The measure, added by Dorgan as an amendment to an FDA authorization bill, withstood a challenge by Republicans and flaunts a White House veto threat. The Bush administration has safety and proprietary concerns about importing less expensive prescription drugs. At one point Dorgan held up nearly identical bottles of the prescription drug lipitor, both produced by a plant in Ireland -- the more expensive one to the U.S. and the cheaper one to Canada.

"As you can see, when made in the plant in Ireland, it is put in these bottles, identical bottles with a label that is blue in this case, red in this case, otherwise identical. the difference in this situation is that this bottle is sent to canada from ireland," Dorgan said.

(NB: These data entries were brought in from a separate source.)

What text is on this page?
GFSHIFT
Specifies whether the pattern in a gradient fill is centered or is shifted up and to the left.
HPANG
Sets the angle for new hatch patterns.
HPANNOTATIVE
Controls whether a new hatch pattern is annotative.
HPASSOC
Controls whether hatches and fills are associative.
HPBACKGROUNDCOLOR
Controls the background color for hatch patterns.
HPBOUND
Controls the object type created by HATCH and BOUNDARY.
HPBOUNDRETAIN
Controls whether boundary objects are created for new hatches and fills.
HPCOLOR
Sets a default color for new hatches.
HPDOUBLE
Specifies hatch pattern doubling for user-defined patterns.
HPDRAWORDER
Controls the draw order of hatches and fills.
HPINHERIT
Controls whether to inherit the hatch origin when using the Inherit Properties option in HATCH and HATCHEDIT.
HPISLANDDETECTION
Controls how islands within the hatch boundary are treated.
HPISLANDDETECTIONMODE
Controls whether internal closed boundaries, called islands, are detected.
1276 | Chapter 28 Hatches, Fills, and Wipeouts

"This bottle is sent to the united states. same pill, same bottle, made in the same manufacturing plant, FDA.-approved. The difference? the american consumer is told you get to pay twice as much for the identical drug. you get to pay twice as much. it describes a serious problem of what i believe is overpricing of prescription drugs in this country. We pay the highest prices in the world for prescription drugs. I don't know of anyone in this chamber who stands up and says let me sign up for that."

But later this afternoon, Dorgan's attitude toward the land of maple syrup and Mounties had changed. News broke that Candadian officials have discovered their 11th case of Mad Cow disease. introduced legislation that, according to his press release, "would prevent the U.S. Department of Agriculture from expanding imports of Canadian cattle until the agency implements a system that allows consumers to see in which country their meat was produced."

"I feel bad that the Canadians are having problems," said Dorgan in a statement. "But we have an obligation to look after our own beef industry first, and I’m going to keep pushing to make sure this decision is based on sound science, not politics."